下午兩點,陶月月一個人坐在會議室吃盒飯,嬰寧跑來,說:“咦,他倆呢?”
“你的方野哥哥找那輛麵包車去了,瑞士軍刀去醫院接目擊證人。”陶月月夾起一顆牛肉丸,“要不要來一口呀?”
嬰寧早就餓得肚子咕咕叫,張嘴過來接,陶月月卻放進了自己嘴裏,嬰寧氣得拿小拳頭捶她,“你壞!”
“逗你啦,你的這份在這兒。”陶月月從袋子裏拿出一份新的盒飯,“鑒定結果怎麽樣?”
“血跡確實是受害人的,不過抹布上麵提取指紋,這太難了,局裏的法醫都做不了。”
“先就這樣吧!”
嬰寧扒了兩口飯,問:“壞人吃了嗎?”
“晾著呢,餓他一頓,人饑餓的時候思維能力會下降。”
“好壞啊你們。”
“正常操作啦!”陶月月看了下手表,“我出去一會,吃完接著幹活。”
記錄儀的采集卡快要滿了,陶月月來到審訊室,看見洪律師氣定神閑地坐在裏麵,正閉目養神。
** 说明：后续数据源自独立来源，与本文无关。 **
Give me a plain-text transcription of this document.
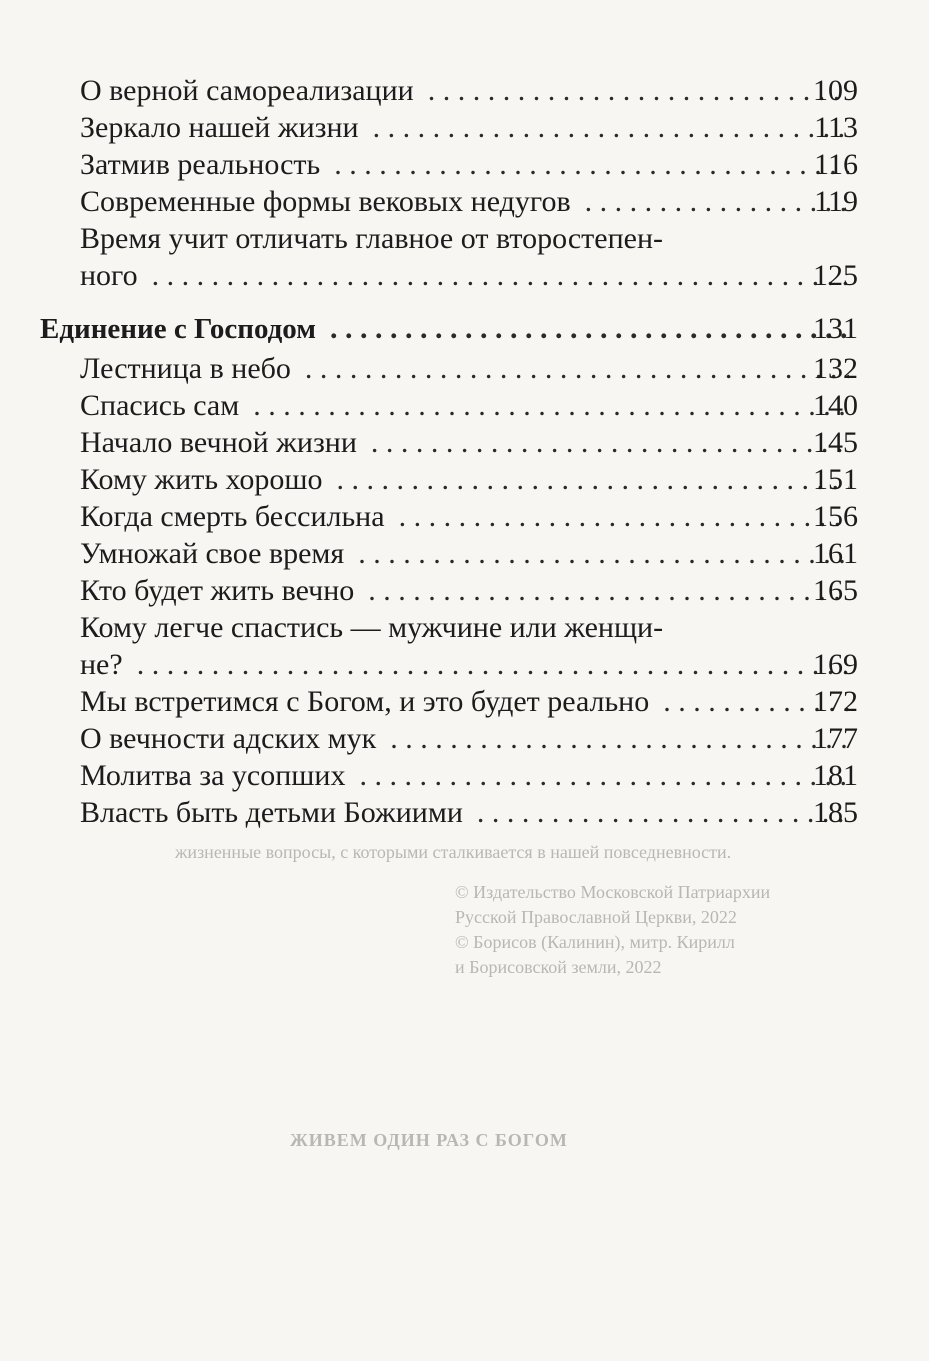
жизненные вопросы, с которыми сталкивается в нашей повседневности.
© Издательство Московской Патриархии
Русской Православной Церкви, 2022
© Борисов (Калинин), митр. Кирилл
и Борисовской земли, 2022
ЖИВЕМ ОДИН РАЗ С БОГОМ
О верной самореализации . . .	109
Зеркало нашей жизни . . .	113
Затмив реальность . . .	116
Современные формы вековых недугов . . .	119
Время учит отличать главное от второстепен-
ного . . .	125
Единение с Господом . . .	131
Лестница в небо . . .	132
Спасись сам . . .	140
Начало вечной жизни . . .	145
Кому жить хорошо . . .	151
Когда смерть бессильна . . .	156
Умножай свое время . . .	161
Кто будет жить вечно . . .	165
Кому легче спастись — мужчине или женщи-
не? . . .	169
Мы встретимся с Богом, и это будет реально . . .	172
О вечности адских мук . . .	177
Молитва за усопших . . .	181
Власть быть детьми Божиими . . .	185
她推門進來,洪律師眨開眼,衝她笑笑,“打算再晾我多久?”
“我們還有二十個小時可以相處呢!”
“真是難忘的一天。”
陶月月把記錄儀先關了,倚在桌子邊,說:“我能理解你,在你看來,自己的行為是正義的,所以你內心堅定不移。”
洪律師察覺到對方的試探,眼神開始戒備。
陶月月繼續說:“‘我們都需要有人看著我們,根據我們生活所希望承接不同的目光’。”
洪律師微笑著道出這句話的出處:“《生命中不能承受之輕》!”
陶月月環顧四周,“對於你來說,那道目光就是小夏,即便你現在在這裏,那道目光也在注視著你,你做的一切都為了她。”
洪律師有些觸動,喉嚨欲言又止地滾動了一下。
“其實,這全部是你的自我滿足!”陶月月粉碎了對方的期待,“你傷害過小夏是事實,你害過無數女人也是事實,你把那些男人殺了,隻是讓自己覺得舒服,可以繼續心安理得地去害小夏這樣的女孩!”